By focusing on familial cancers, researchers respond to the needs of professionals who work with cancer patients by implementing a process of selection, evaluation and genetic advisories involving the patients and their families (Family Cancer Clinical Group, Hereditary Endocrine Cancer Group) Their mandate calls for close coordination with other hospital services including Medical Oncology, Endocrinology, Genetics, Gastroenterology, Surgical Procedure, Gynecology and others that contribute to our understanding of familial and hereditary cancer. At the same time, they coordinate with universities, patients’ associations and society at large in identifying the molecular composition and characteristics of family cancers.
Researchers at the Human Cancer Genetic Program the Genetics and Cytogenetics Program have identified over 30 genes that appear to be involved in determining a patient’s susceptibility to cancer.
List of genes with associated disorders currently under study in the cnio human cancer genetics program and their current response times
Genes and related disorders, response times
- MNEN 1 (Multiple Endocrine Neoplasia, Type 1) 60 days
- RET (Multiple Endocrine Neoplasia, Type 2 & CMTF) 30 days
- VHL (Von Hippel-Lindau disease) 30 days
- AIP (Hereditary Pituitary Tumor) 30 days
- HRPT2 (Parathyroid Cancer) 60 days
- SDHA (Familial Pheochromocytoma) 60 days
- SDHD (Familial Pheochromocytoma) 30 days
- SDHB (Familial Pheochromocytoma) 30 days
- SDHC (Familial Pheochromocytoma) 30 days
- SDHAF2 (Familial Paraganglioma) 30 days
- HIF2a (Familial Pheochromocytoma) 30 days
- TMEM127 (Familial Pheochromocytoma) 30 days
- MAX (Familial Pheochromocytoma) 30 days
- MET (Papillary Kidney Cancer) 60 days
- FH (Leiomyomatosis and Familial Kidney Cancer) 30 days
- PRKAR1A (Carney Complex) 60 days
- BRCA1/BRCA2 (Hereditary breast/ovary cancer) 30 days
- APC (Familial Adenomatous Polyposis) 90 days
- MUTYH (MUTYH-associated Adenomatous Polyposis) 90 days
- MLH1/MSH2/MSH6 (Lynch Syndrome) 120 days
- Early Diagnosis Lynch Syndrome (microsatellite instability, BRAF, etc.) 30 days
- CDKN2A (Familial melanoma) 30 days
- PTEN (Cowden, Bannayan-Riley-Ruvalcaba, etc.

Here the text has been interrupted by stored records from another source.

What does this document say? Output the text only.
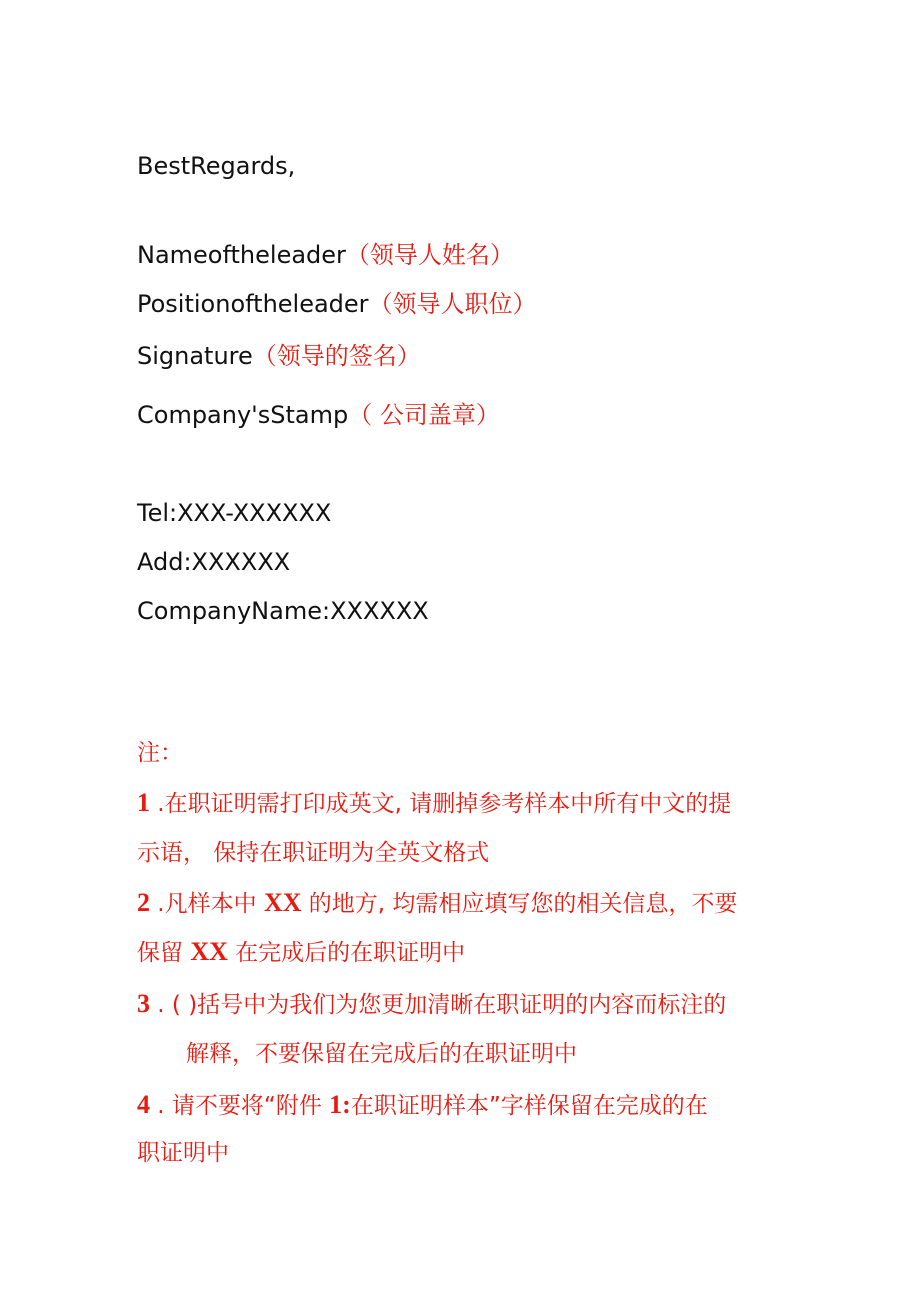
BestRegards,
Nameoftheleader（领导人姓名）
Positionoftheleader（领导人职位）
Signature（领导的签名）
Company'sStamp（ 公司盖章）
Tel:XXX-XXXXXX
Add:XXXXXX
CompanyName:XXXXXX
注：
1 .在职证明需打印成英文, 请删掉参考样本中所有中文的提
示语， 保持在职证明为全英文格式
2 .凡样本中 XX 的地方, 均需相应填写您的相关信息，不要
保留 XX 在完成后的在职证明中
3 . ( )括号中为我们为您更加清晰在职证明的内容而标注的
解释，不要保留在完成后的在职证明中
4 . 请不要将“附件 1:在职证明样本”字样保留在完成的在
职证明中
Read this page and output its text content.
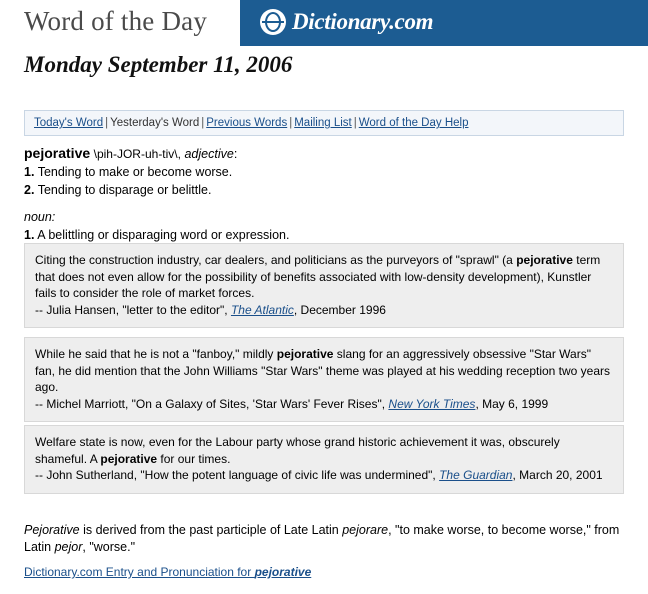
Word of the Day	Dictionary.com
Monday September 11, 2006
Today's Word | Yesterday's Word | Previous Words | Mailing List | Word of the Day Help
pejorative \pih-JOR-uh-tiv\, adjective:
1. Tending to make or become worse.
2. Tending to disparage or belittle.
noun:
1. A belittling or disparaging word or expression.
Citing the construction industry, car dealers, and politicians as the purveyors of "sprawl" (a pejorative term that does not even allow for the possibility of benefits associated with low-density development), Kunstler fails to consider the role of market forces.
-- Julia Hansen, "letter to the editor", The Atlantic, December 1996
While he said that he is not a "fanboy," mildly pejorative slang for an aggressively obsessive "Star Wars" fan, he did mention that the John Williams "Star Wars" theme was played at his wedding reception two years ago.
-- Michel Marriott, "On a Galaxy of Sites, 'Star Wars' Fever Rises", New York Times, May 6, 1999
Welfare state is now, even for the Labour party whose grand historic achievement it was, obscurely shameful. A pejorative for our times.
-- John Sutherland, "How the potent language of civic life was undermined", The Guardian, March 20, 2001
Pejorative is derived from the past participle of Late Latin pejorare, "to make worse, to become worse," from Latin pejor, "worse."
Dictionary.com Entry and Pronunciation for pejorative
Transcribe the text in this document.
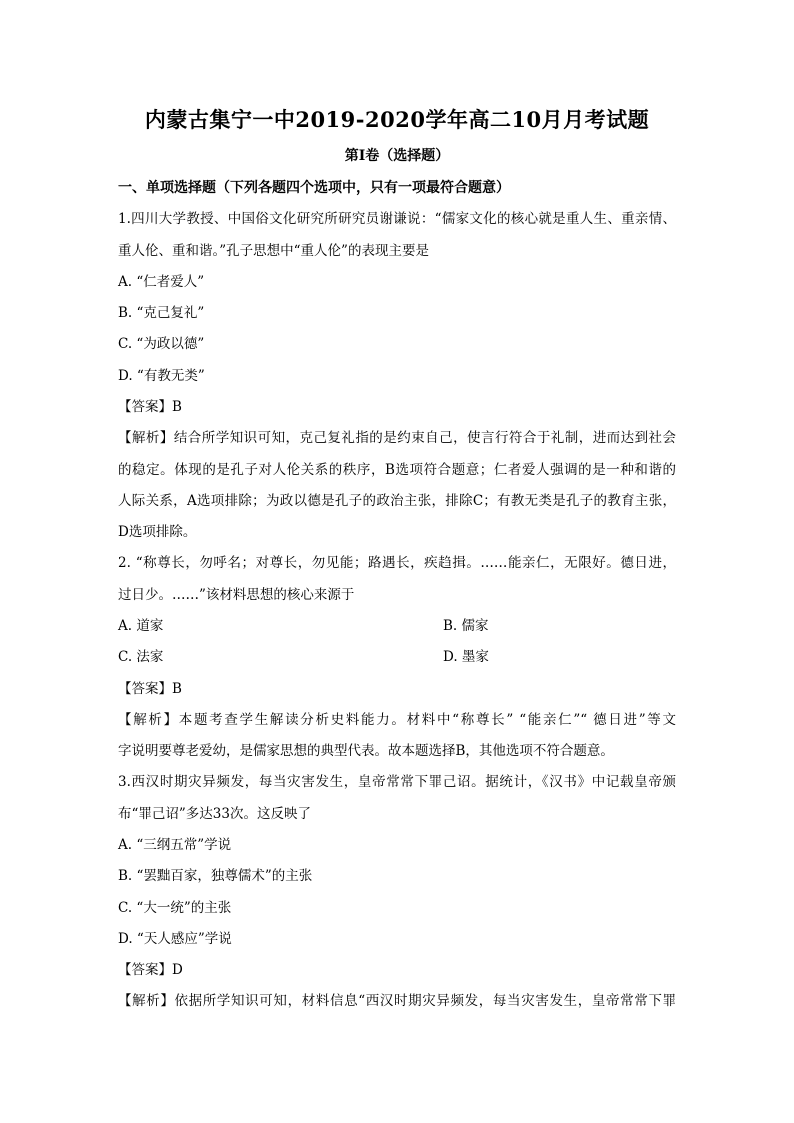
内蒙古集宁一中2019-2020学年高二10月月考试题
第Ⅰ卷（选择题）
一、单项选择题（下列各题四个选项中，只有一项最符合题意）
1.四川大学教授、中国俗文化研究所研究员谢谦说：“儒家文化的核心就是重人生、重亲情、
重人伦、重和谐。”孔子思想中“重人伦”的表现主要是
A. “仁者爱人”
B. “克己复礼”
C. “为政以德”
D. “有教无类”
【答案】B
【解析】结合所学知识可知，克己复礼指的是约束自己，使言行符合于礼制，进而达到社会
的稳定。体现的是孔子对人伦关系的秩序，B选项符合题意；仁者爱人强调的是一种和谐的
人际关系，A选项排除；为政以德是孔子的政治主张，排除C；有教无类是孔子的教育主张，
D选项排除。
2. “称尊长，勿呼名；对尊长，勿见能；路遇长，疾趋揖。……能亲仁，无限好。德日进，
过日少。……”该材料思想的核心来源于
A. 道家	B. 儒家
C. 法家	D. 墨家
【答案】B
【解析】本题考查学生解读分析史料能力。材料中“称尊长” “能亲仁”“ 德日进”等文
字说明要尊老爱幼，是儒家思想的典型代表。故本题选择B，其他选项不符合题意。
3.西汉时期灾异频发，每当灾害发生，皇帝常常下罪己诏。据统计，《汉书》中记载皇帝颁
布“罪己诏”多达33次。这反映了
A. “三纲五常”学说
B. “罢黜百家，独尊儒术”的主张
C. “大一统”的主张
D. “天人感应”学说
【答案】D
【解析】依据所学知识可知，材料信息“西汉时期灾异频发，每当灾害发生，皇帝常常下罪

Syndromes) 60 days
- TP53 (Li-Fraumeni Syndrome) 60 days
- STK11 (Peutz-Jegher Syndrome) 60 days
- HLXB9 (Currarino Syndrome) 60 days
- PATCH (Gorlin Syndrome) 60 days
- CDH1 (Familial Diffuse Gastric Cancer) 60 days
- FLCN (Birt-Hogg-Dubé) Syndrome) 30 days
- SH2D1A (Duncan Disease) 30 days
- Study of a known mutation: 20 days
Indirect studies (haplotypes). Response times to be determined by pathological characteristics
Response times apply to the index case and are approximate. Once the molecular alteration responsible for a familial disease has been identified, response time for subsequent cases where a family member requests confirmation of his or her status (healthy or carrier) will be based on the known mutation.

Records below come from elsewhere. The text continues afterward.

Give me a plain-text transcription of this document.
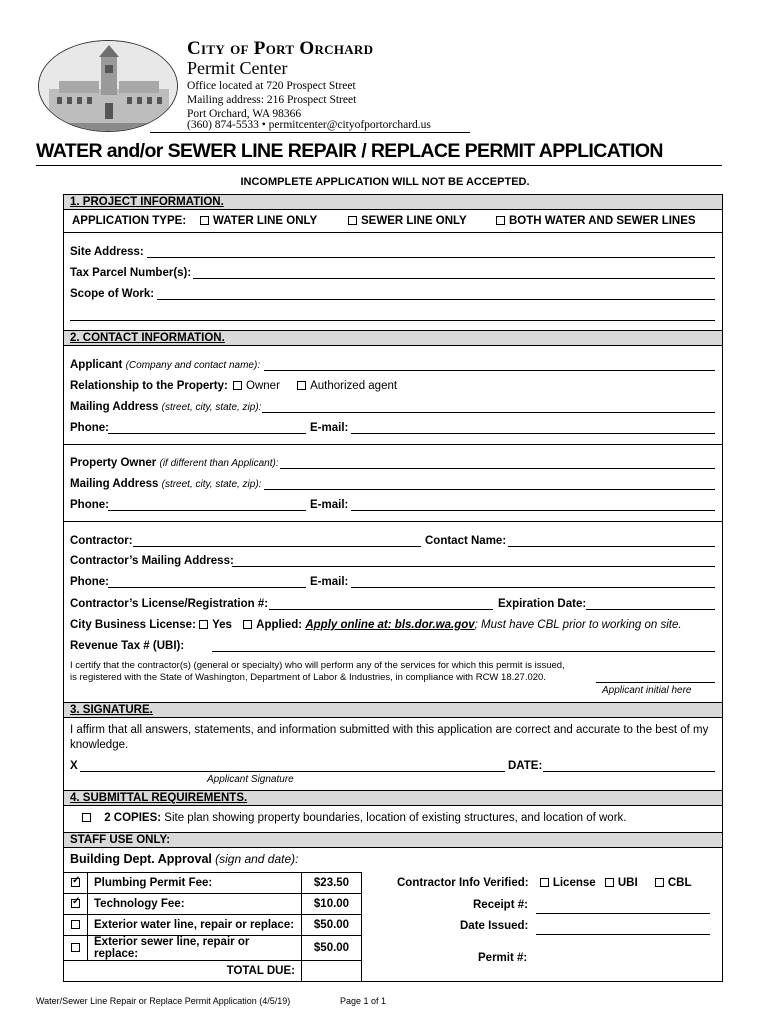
City of Port Orchard
Permit Center
Office located at 720 Prospect Street
Mailing address: 216 Prospect Street
Port Orchard, WA 98366
(360) 874-5533 • permitcenter@cityofportorchard.us
WATER and/or SEWER LINE REPAIR / REPLACE PERMIT APPLICATION
INCOMPLETE APPLICATION WILL NOT BE ACCEPTED.
1. PROJECT INFORMATION.
APPLICATION TYPE:	WATER LINE ONLY	SEWER LINE ONLY	BOTH WATER AND SEWER LINES
Site Address:
Tax Parcel Number(s):
Scope of Work:
2. CONTACT INFORMATION.
Applicant (Company and contact name):
Relationship to the Property: Owner	Authorized agent
Mailing Address (street, city, state, zip):
Phone:	E-mail:
Property Owner (if different than Applicant):
Mailing Address (street, city, state, zip):
Phone:	E-mail:
Contractor:	Contact Name:
Contractor’s Mailing Address:
Phone:	E-mail:
Contractor’s License/Registration #:	Expiration Date:
City Business License: Yes Applied: Apply online at: bls.dor.wa.gov; Must have CBL prior to working on site.
Revenue Tax # (UBI):
I certify that the contractor(s) (general or specialty) who will perform any of the services for which this permit is issued,
is registered with the State of Washington, Department of Labor & Industries, in compliance with RCW 18.27.020.
Applicant initial here
3. SIGNATURE.
I affirm that all answers, statements, and information submitted with this application are correct and accurate to the best of my
knowledge.
X	DATE:
Applicant Signature
4. SUBMITTAL REQUIREMENTS.
2 COPIES: Site plan showing property boundaries, location of existing structures, and location of work.
STAFF USE ONLY:
Building Dept. Approval (sign and date):
✓	Plumbing Permit Fee:	$23.50
✓	Technology Fee:	$10.00
	Exterior water line, repair or replace:	$50.00
	Exterior sewer line, repair or replace:	$50.00
	TOTAL DUE:	
Contractor Info Verified: License UBI	CBL
Receipt #:
Date Issued:
Permit #:
Water/Sewer Line Repair or Replace Permit Application (4/5/19)	Page 1 of 1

The above listing enumerates the disorders that are currently the object of CNIO research. The latter is a dynamic process that can broaden its scope if so required. Should the disease of interest not appear in this listing, please contact us directly.
- Specimens to be dispatched from Monday to Friday.

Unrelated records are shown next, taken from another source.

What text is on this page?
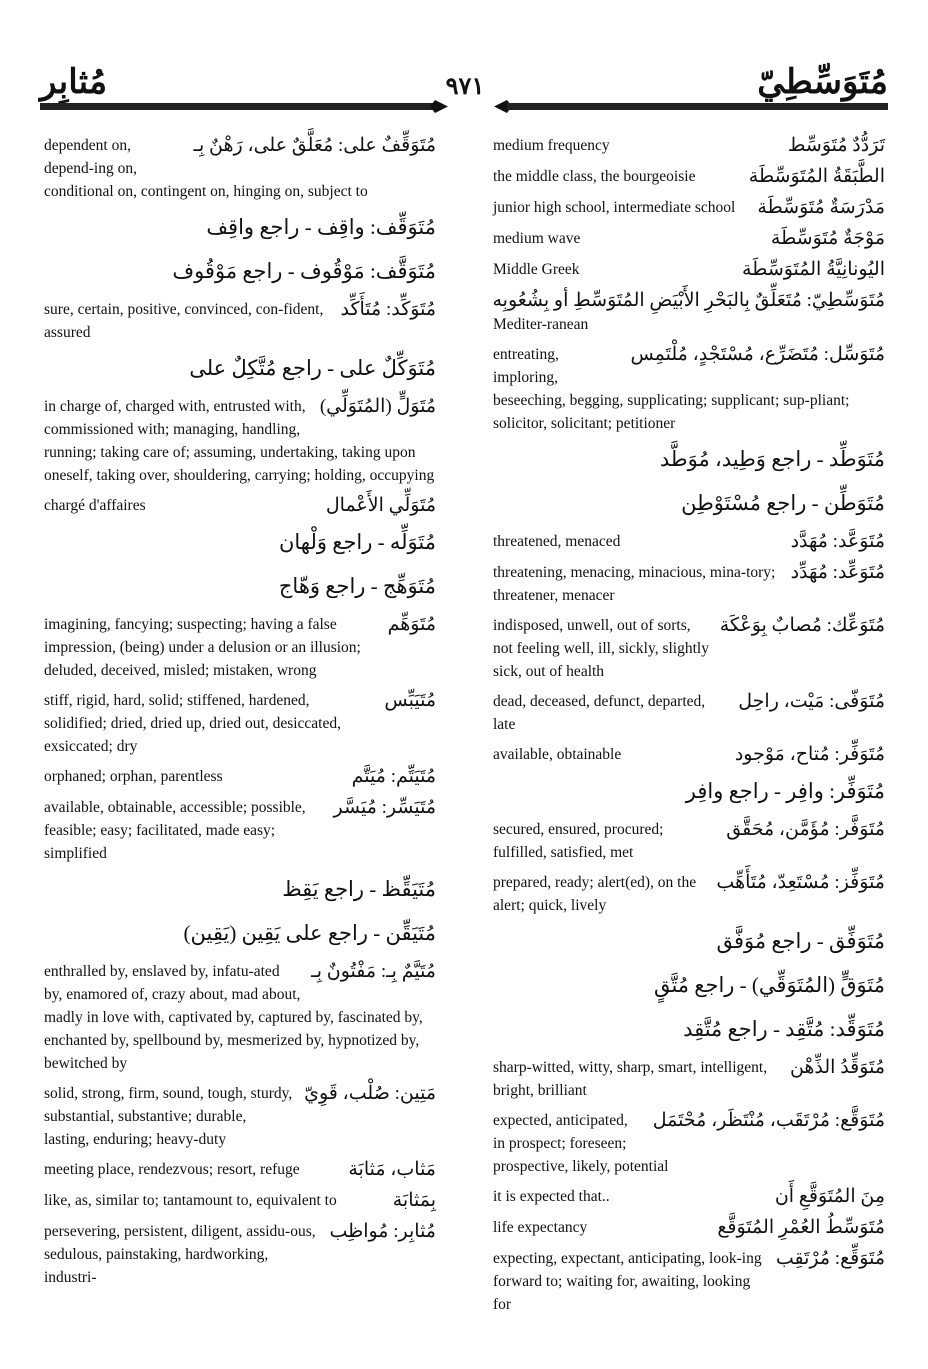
مُتَوَسِّطِيّ
٩٧١
مُثابِر
مُتَوَقِّفٌ على: مُعَلَّقٌ على، رَهْنٌ بِـ
dependent on, depend-ing on, conditional on, contingent on, hinging on, subject to
مُتَوَقِّف: واقِف - راجع واقِف
مُتَوَقَّف: مَوْقُوف - راجع مَوْقُوف
مُتَوَكِّد: مُتَأَكِّد
sure, certain, positive, convinced, con-fident, assured
مُتَوَكِّلٌ على - راجع مُتَّكِلٌ على
مُتَوَلٍّ (المُتَوَلِّي)
in charge of, charged with, entrusted with, commissioned with; managing, handling, running; taking care of; assuming, undertaking, taking upon oneself, taking over, shouldering, carrying; holding, occupying
مُتَوَلِّي الأَعْمال
chargé d'affaires
مُتَوَلِّه - راجع وَلْهان
مُتَوَهِّج - راجع وَهّاج
مُتَوَهِّم
imagining, fancying; suspecting; having a false impression, (being) under a delusion or an illusion; deluded, deceived, misled; mistaken, wrong
مُتَيَبِّس
stiff, rigid, hard, solid; stiffened, hardened, solidified; dried, dried up, dried out, desiccated, exsiccated; dry
مُتَيَتِّم: مُيَتَّم
orphaned; orphan, parentless
مُتَيَسِّر: مُيَسَّر
available, obtainable, accessible; possible, feasible; easy; facilitated, made easy; simplified
مُتَيَقِّظ - راجع يَقِظ
مُتَيَقِّن - راجع على يَقِين (يَقِين)
مُتَيَّمٌ بِـ: مَفْتُونٌ بِـ
enthralled by, enslaved by, infatu-ated by, enamored of, crazy about, mad about, madly in love with, captivated by, captured by, fascinated by, enchanted by, spellbound by, mesmerized by, hypnotized by, bewitched by
مَتِين: صُلْب، قَوِيّ
solid, strong, firm, sound, tough, sturdy, substantial, substantive; durable, lasting, enduring; heavy-duty
مَثاب، مَثابَة
meeting place, rendezvous; resort, refuge
بِمَثابَة
like, as, similar to; tantamount to, equivalent to
مُثابِر: مُواظِب
persevering, persistent, diligent, assidu-ous, sedulous, painstaking, hardworking, industri-
تَرَدُّدٌ مُتَوَسِّط
medium frequency
الطَّبَقَةُ المُتَوَسِّطَة
the middle class, the bourgeoisie
مَدْرَسَةٌ مُتَوَسِّطَة
junior high school, intermediate school
مَوْجَةٌ مُتَوَسِّطَة
medium wave
اليُونانِيَّةُ المُتَوَسِّطَة
Middle Greek
مُتَوَسِّطِيّ: مُتَعَلِّقٌ بِالبَحْرِ الأَبْيَضِ المُتَوَسِّطِ أو بِشُعُوبِه
Mediter-ranean
مُتَوَسِّل: مُتَضَرِّع، مُسْتَجْدٍ، مُلْتَمِس
entreating, imploring, beseeching, begging, supplicating; supplicant; sup-pliant; solicitor, solicitant; petitioner
مُتَوَطِّد - راجع وَطِيد، مُوَطَّد
مُتَوَطِّن - راجع مُسْتَوْطِن
مُتَوَعَّد: مُهَدَّد
threatened, menaced
مُتَوَعِّد: مُهَدِّد
threatening, menacing, minacious, mina-tory; threatener, menacer
مُتَوَعِّك: مُصابٌ بِوَعْكَة
indisposed, unwell, out of sorts, not feeling well, ill, sickly, slightly sick, out of health
مُتَوَفّى: مَيْت، راحِل
dead, deceased, defunct, departed, late
مُتَوَفِّر: مُتاح، مَوْجود
available, obtainable
مُتَوَفِّر: وافِر - راجع وافِر
مُتَوَفَّر: مُؤَمَّن، مُحَقَّق
secured, ensured, procured; fulfilled, satisfied, met
مُتَوَفِّز: مُسْتَعِدّ، مُتَأَهِّب
prepared, ready; alert(ed), on the alert; quick, lively
مُتَوَفِّق - راجع مُوَفَّق
مُتَوَقٍّ (المُتَوَقِّي) - راجع مُتَّقٍ
مُتَوَقِّد: مُتَّقِد - راجع مُتَّقِد
مُتَوَقِّدُ الذِّهْن
sharp-witted, witty, sharp, smart, intelligent, bright, brilliant
مُتَوَقَّع: مُرْتَقَب، مُنْتَظَر، مُحْتَمَل
expected, anticipated, in prospect; foreseen; prospective, likely, potential
مِنَ المُتَوَقَّعِ أَن
it is expected that..
مُتَوَسِّطُ العُمْرِ المُتَوَقَّع
life expectancy
مُتَوَقِّع: مُرْتَقِب
expecting, expectant, anticipating, look-ing forward to; waiting for, awaiting, looking for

- For research involving RNA, it is essential to take delivery of the sample on the same day it was dispatched.
- For research involving DNA, between 10-15 cc of peripheral blood with EDTA is necessary.
- In all instances, the Center requires a brief summary of the diagnosis or possible diagnosis, the patient’s family tree, and the declaration of informed consent signed by the patient together with the pertinent certificate of authorization issued by the Center.